Associazione azionisti Veneto Banca: patto di consultazione sul 5%

Associazione azionisti Veneto Banca: 200 soci uniti per salvare la banca

Il Tar del Lazio ha respinto la richiesta di sospensiva cautelare della circolare di Bankitalia sui regolamenti che definiscono le nuove norme fissate dalla riforma del Governo Renzi in merito alle banche popolari.

Mozione che, se fosse stata accettata, avrebbe modificato aspetti fondamentali della normativa, con particolare riferimento al divieto di costituire una holding cooperativa come controllante di un istituto e alla limitazione del diritto di recesso ai soci contrari alla trasformazione in Spa.

Sebbene la riforma abbia superato, almeno per il momento, l’ostacolo legale, la situazione rimane comunque molto delicata per Veneto Banca. Oltre all’enorme perdita subita, 770 milioni di euro in nove mesi, la banca ha visto anche rassegnare le dimissioni di Francesco Favotto e Alessandro Vardanega, rispettivamente presidente e vice presidente dell’istituto.

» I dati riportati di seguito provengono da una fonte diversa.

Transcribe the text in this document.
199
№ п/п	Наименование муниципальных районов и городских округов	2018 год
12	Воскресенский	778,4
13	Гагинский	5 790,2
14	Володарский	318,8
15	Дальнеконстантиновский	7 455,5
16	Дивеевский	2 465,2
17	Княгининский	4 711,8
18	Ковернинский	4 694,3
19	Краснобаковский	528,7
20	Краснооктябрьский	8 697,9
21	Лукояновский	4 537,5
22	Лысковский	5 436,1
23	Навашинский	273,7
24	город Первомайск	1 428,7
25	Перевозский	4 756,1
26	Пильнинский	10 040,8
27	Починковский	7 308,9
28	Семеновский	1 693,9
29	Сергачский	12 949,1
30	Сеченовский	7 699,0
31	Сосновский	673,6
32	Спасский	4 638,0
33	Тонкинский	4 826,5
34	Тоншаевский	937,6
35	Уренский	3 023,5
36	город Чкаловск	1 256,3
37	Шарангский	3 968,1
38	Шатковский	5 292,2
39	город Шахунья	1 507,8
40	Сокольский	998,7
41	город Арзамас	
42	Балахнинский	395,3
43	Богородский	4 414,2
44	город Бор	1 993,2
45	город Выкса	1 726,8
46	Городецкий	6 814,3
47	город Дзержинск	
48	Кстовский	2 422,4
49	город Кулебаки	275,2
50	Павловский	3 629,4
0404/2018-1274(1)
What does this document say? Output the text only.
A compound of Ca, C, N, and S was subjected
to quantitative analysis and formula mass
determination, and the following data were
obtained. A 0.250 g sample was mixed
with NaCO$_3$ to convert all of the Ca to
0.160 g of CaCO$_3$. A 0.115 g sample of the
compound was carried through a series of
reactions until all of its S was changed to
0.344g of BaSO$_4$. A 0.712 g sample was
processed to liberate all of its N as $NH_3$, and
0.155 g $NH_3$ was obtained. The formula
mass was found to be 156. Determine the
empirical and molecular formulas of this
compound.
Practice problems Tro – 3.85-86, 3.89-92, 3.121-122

Dall’altro lato però gli azionisti si sono già messi in moto per evitare il rischio di svendita e, soprattutto, tirare fuori la banca dalla situazione di criticità in cui si trova. Nasce così “Per Veneto Banca”, associazione che riunisce 200 soci “forti” e, al momento, vale circa l’8% dell’azionariato. Organismo che, come ha ricordato qualche mese fa il presidente Diego Carraro, nasce “per la banca e non contro”.

associazione azionisti Veneto Banca: patto parasociale sul 5% del capitale

Stando alle recenti dichiarazioni di alcuni membri, l’associazione azionisti Veneto Banca sta mettendo a punto un patto parasociale, che riguarderebbe una ventina di soci detentori del 5% del capitale sociale.

Decisione che è stata definita dai rappresentati della formazione, come una scelta di correttezza e trasparenza formale in vista della prossima assemblea, fissata per il 19 dicembre. La speranza è ovviamente quella di far valere le proprie richieste.

Va precisato che la sottoscrizione del patto, non costringe gli azionisti a uniformarsi al parere della maggioranza, ma imporrà solo obblighi di preventiva consultazione. Ai soci sarà dunque lasciata piena libertà di espressione.

Sebbene sembri improbabile che in sede di assemblea nascano contrasti in merito alla trasformazione della banca in Spa, potrebbero crearsi conflitti tra azionisti e management per la questione della quotazione in Borsa.

Già a settembre infatti Carraro aveva dichiarato che l’associazione azionisti Veneto Banca avrebbe preferito ritardare il più possibile l’ingresso a Piazza Affari, che se arrivasse troppo presto potrebbe portare a una perdita di valore dell’istituto.